30.03.2022 - 09:51 | Son Güncellenme:
FANATİK
Fenerbahçe 'nin efsanesi, Karagümrük'ün teknik patronu Volkan Demirel, Fanatik konuştu. Volkan Demirel, "18 yıl Fenerbahçe kalesini koruduktan sonra antrenörlük tarafına geçtim. Sağolsun Ersun Yanal hocam, sonrasında Erol Bulut hocam bana çok destek verdiler. Öğrenmem gerekenleri öğrettiler. Kendi düşüncelerimle birleştirince, teknik direktörlük için hazır olduğumu hissettim. Kaleciler oyunu hep arkadan izliyor. Ben de yıllarca bunu yaptım. Bunları belki önemsememiştim o zamanlar ama şimdi film şeridi gibi gözümün önünden geçirince bazı şeyleri daha rahat görebiliyorum. Çok başarılı da olabilirim, çok başarısız da olabilirim ama ben bu yola baş koydum" dedi.
'Hedefim hep vardı'
18 yıl Fenerbahçe kalesi, sonra 2 sene antrenörlük tarafı... Sağ olsun Ersun Yanal hocam, sonrasında Erol Bulut hocam bana çok destek verdiler. Bu konuyla alakalı öğrenmem gereken şeyleri öğrettiler ve kendi düşüncemle beraber birleştirince hazır olduğumu hissettim. Sonra bir yayıncı kuruluş ara dönemi vardı biliyorsunuz, yorumculuğa başladım. Yorumculuktan öte kendimi ifade ettiğimi düşünüyorum. Sonrasında Süleyman Hurma başkanımız böyle bir fırsat verince değerlendirmek istedim.

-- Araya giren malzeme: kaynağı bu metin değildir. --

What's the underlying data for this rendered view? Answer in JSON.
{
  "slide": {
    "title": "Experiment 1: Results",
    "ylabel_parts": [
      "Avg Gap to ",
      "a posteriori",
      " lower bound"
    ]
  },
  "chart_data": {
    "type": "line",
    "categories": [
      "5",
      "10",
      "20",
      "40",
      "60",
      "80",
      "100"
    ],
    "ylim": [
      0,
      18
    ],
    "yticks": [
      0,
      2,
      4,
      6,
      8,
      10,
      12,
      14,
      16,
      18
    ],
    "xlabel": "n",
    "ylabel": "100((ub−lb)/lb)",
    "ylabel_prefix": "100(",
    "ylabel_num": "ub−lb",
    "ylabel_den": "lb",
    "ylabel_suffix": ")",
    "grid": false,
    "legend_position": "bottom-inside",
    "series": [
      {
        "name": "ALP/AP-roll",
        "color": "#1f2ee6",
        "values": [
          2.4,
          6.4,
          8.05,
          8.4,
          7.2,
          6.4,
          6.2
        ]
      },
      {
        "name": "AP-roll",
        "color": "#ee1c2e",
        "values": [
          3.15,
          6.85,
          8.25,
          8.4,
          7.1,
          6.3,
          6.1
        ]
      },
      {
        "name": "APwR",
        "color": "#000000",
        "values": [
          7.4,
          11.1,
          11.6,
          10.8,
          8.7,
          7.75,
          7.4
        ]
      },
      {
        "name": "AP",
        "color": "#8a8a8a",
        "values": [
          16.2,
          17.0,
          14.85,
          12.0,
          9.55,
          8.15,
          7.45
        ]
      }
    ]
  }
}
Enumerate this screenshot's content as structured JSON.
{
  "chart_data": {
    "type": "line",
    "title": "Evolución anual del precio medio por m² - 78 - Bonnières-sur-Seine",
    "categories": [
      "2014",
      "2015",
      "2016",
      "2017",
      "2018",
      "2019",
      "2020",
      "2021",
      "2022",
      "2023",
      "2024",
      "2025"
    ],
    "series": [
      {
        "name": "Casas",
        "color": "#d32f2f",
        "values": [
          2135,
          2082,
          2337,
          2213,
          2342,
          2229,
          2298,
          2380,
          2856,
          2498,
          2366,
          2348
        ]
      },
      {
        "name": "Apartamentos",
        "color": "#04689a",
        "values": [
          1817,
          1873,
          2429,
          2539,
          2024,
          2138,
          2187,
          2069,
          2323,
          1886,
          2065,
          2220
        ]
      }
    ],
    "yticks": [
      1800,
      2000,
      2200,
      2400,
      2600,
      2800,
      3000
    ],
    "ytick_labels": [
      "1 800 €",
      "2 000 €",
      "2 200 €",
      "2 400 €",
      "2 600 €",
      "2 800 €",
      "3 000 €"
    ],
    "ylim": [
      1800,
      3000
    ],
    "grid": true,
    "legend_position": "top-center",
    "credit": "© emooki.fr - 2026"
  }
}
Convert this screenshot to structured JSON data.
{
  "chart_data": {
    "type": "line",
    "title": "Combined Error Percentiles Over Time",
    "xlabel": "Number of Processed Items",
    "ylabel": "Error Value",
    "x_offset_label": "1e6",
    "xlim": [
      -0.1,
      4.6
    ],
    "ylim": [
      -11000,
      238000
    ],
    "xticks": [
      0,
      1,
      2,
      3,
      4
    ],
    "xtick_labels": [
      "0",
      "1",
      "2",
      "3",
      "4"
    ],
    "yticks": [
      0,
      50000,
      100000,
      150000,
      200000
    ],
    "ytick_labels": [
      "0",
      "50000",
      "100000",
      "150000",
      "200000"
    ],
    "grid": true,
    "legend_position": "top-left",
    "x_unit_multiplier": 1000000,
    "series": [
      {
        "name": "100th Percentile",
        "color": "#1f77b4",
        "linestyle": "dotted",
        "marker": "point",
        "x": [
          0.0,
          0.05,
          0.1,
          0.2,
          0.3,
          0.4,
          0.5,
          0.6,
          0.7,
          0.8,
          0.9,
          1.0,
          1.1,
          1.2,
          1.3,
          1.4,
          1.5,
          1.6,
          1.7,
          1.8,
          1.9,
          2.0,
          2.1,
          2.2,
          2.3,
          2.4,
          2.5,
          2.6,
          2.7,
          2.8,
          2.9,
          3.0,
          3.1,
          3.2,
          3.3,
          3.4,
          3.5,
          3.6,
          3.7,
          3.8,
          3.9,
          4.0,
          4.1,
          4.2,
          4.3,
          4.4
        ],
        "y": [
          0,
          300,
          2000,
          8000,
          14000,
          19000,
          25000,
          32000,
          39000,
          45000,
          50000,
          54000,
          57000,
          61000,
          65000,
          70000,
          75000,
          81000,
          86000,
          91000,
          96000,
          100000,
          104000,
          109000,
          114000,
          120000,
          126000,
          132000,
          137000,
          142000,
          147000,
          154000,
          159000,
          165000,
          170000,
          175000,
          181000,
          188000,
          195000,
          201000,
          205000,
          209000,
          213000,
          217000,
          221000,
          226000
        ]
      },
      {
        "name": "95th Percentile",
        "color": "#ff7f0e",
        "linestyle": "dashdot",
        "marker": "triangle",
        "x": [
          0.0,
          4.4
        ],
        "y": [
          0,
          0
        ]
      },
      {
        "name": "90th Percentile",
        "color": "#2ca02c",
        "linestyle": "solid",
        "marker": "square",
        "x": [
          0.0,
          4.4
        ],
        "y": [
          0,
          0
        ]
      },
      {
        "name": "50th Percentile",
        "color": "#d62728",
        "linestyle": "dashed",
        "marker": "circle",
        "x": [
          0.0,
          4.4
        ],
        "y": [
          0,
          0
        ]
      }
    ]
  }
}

Hazır olduğumu biliyordum, hedefim de zaten vardı.
'Bilinçaltınıza yerleşiyor'
Kaleciler oyunu hep arkadan izliyor, geriden oyunu görebiliyor. Ben de yıllarca bunu yaptım. Bunun farkındaydım ya da farkında değildim bilemezsin. Ama bir şekilde sizin bilinçaltınıza yerleşmiş, neyin nereden olacağını, hangi opsiyonun daha iyi çıkabileceği... Bunları belki önemsememiştim o zamanlar ama şimdi geriye döndükçe, film şeridi gibi gözümün önünden geçirince bazı şeyleri daha rahat görebiliyorum. 1-2 sene de Fenerbahçe’de saha kenarından bu gözlemi yaptım.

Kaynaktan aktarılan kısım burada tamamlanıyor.